Longitudinal, repeat and comparative studies are recognized as vital for developing our understanding of street children’s careers within society, for assessing policy and programme impacts and for designing preventive strategies.
Top Four Gaps in Street Children Research
Academic and development studies are conducted and used in isolation from each other. This means that academic advances rarely inform development practice and vice versa.
Academic understanding about street children is fragmented into small islands of research within separate disciplines. This means research in law, economics or public policy on street children rarely informs or is informed by sociological, anthropological or geographical research.
Research into street children is not systemic, so street children’s experiences are disassociated from the laws, policies, interventions and environments that affect them.
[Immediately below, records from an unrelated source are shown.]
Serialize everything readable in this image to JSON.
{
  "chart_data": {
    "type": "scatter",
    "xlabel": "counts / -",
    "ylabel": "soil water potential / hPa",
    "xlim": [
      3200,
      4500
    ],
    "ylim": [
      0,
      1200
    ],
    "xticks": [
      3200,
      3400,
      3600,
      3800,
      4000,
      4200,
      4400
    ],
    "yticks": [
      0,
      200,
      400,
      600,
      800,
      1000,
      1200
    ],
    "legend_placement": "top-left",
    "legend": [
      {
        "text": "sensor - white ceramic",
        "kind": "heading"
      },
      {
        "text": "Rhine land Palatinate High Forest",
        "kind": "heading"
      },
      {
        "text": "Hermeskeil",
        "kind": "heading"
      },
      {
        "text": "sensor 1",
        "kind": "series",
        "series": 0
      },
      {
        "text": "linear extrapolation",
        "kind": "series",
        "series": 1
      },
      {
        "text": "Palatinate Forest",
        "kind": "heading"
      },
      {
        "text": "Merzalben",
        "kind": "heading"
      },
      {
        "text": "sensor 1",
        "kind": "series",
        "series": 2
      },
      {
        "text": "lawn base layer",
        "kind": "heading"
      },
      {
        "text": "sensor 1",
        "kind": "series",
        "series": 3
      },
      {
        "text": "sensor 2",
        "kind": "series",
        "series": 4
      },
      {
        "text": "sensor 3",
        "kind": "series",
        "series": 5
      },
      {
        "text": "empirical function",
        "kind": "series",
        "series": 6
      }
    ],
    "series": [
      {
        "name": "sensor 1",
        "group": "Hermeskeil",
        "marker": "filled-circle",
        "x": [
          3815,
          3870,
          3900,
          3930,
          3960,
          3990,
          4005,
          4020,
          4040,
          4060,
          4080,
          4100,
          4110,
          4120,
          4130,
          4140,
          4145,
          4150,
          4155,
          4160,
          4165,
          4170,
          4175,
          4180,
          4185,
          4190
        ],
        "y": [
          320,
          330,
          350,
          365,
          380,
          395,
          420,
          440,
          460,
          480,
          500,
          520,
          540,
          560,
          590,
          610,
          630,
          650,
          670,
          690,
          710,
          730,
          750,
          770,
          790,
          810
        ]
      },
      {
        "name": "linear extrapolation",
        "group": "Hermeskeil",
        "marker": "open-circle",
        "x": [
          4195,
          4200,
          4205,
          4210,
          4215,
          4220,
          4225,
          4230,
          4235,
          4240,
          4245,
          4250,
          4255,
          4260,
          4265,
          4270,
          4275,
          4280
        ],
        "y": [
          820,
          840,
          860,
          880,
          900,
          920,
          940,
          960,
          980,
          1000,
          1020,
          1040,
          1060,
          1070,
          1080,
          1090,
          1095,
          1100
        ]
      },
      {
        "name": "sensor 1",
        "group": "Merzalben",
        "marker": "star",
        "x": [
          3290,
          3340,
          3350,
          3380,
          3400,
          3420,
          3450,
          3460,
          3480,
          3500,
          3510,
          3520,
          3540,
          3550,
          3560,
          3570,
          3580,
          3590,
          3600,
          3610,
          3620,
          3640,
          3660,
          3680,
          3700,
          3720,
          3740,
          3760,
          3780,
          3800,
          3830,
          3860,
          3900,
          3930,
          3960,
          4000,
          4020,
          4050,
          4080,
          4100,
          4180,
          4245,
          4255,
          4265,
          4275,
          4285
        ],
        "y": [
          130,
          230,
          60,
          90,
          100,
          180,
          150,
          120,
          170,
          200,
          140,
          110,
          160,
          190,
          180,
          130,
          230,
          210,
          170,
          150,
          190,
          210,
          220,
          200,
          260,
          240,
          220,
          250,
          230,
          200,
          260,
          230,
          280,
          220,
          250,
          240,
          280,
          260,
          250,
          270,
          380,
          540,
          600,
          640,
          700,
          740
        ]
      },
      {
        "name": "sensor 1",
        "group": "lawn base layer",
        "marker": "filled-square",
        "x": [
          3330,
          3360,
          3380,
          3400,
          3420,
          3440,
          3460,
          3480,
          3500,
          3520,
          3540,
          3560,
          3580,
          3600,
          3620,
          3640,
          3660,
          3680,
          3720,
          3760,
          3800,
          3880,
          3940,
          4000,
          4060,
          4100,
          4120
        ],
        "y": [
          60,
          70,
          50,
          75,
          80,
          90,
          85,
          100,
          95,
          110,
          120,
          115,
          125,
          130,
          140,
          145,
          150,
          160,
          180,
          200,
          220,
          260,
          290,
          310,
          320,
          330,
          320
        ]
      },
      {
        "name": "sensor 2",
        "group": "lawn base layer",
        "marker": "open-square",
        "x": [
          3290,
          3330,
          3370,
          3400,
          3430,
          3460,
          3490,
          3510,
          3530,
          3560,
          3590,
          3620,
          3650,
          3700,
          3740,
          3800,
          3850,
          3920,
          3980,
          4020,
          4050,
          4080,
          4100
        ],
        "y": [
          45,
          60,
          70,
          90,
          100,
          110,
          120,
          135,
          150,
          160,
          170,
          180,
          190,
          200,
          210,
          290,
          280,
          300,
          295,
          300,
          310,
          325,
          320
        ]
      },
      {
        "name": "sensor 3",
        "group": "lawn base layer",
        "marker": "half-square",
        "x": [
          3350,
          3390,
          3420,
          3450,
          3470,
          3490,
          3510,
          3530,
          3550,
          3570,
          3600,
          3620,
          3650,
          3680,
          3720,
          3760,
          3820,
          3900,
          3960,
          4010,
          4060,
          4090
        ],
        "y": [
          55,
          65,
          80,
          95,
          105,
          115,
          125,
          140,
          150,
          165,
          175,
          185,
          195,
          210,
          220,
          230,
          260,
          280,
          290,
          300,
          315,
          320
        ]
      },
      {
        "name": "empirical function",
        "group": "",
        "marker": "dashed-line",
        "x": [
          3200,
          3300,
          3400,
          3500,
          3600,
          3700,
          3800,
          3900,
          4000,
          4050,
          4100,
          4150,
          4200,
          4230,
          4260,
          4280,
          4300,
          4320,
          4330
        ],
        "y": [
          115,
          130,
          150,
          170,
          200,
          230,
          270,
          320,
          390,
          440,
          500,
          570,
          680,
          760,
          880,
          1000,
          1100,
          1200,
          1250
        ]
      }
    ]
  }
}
Research must explore links between children’s environments and strive to understand their interconnected nature.
No motor exists for building a body of research on street children – a collective entity is needed to drive forward concerted knowledge development within academia and development practice to improve prevention and inclusion.
Top Four Findings for Advocacy
Street children must be distinguished – but not isolated – from other children in policy frameworks and intervention design, to respond to the nature of their multiple deprivations and to their street-connectedness.
Transparency of information about budget allocations, child protection systems and evaluation of their impacts on children is needed to identify missing links between laws, policies, interventions and children’s realities and at preventive level for effective protection of rights.
Local level policies and interventions involving NGOs and local authorities must be supported by effective national laws and budgets to prevent and protect street children successfully.
Investment in research is needed to develop and consolidate a strategic knowledge base capable of informing laws, policies and interventions to respond to street-connected children and youth and to protect young people from multiple deprivations.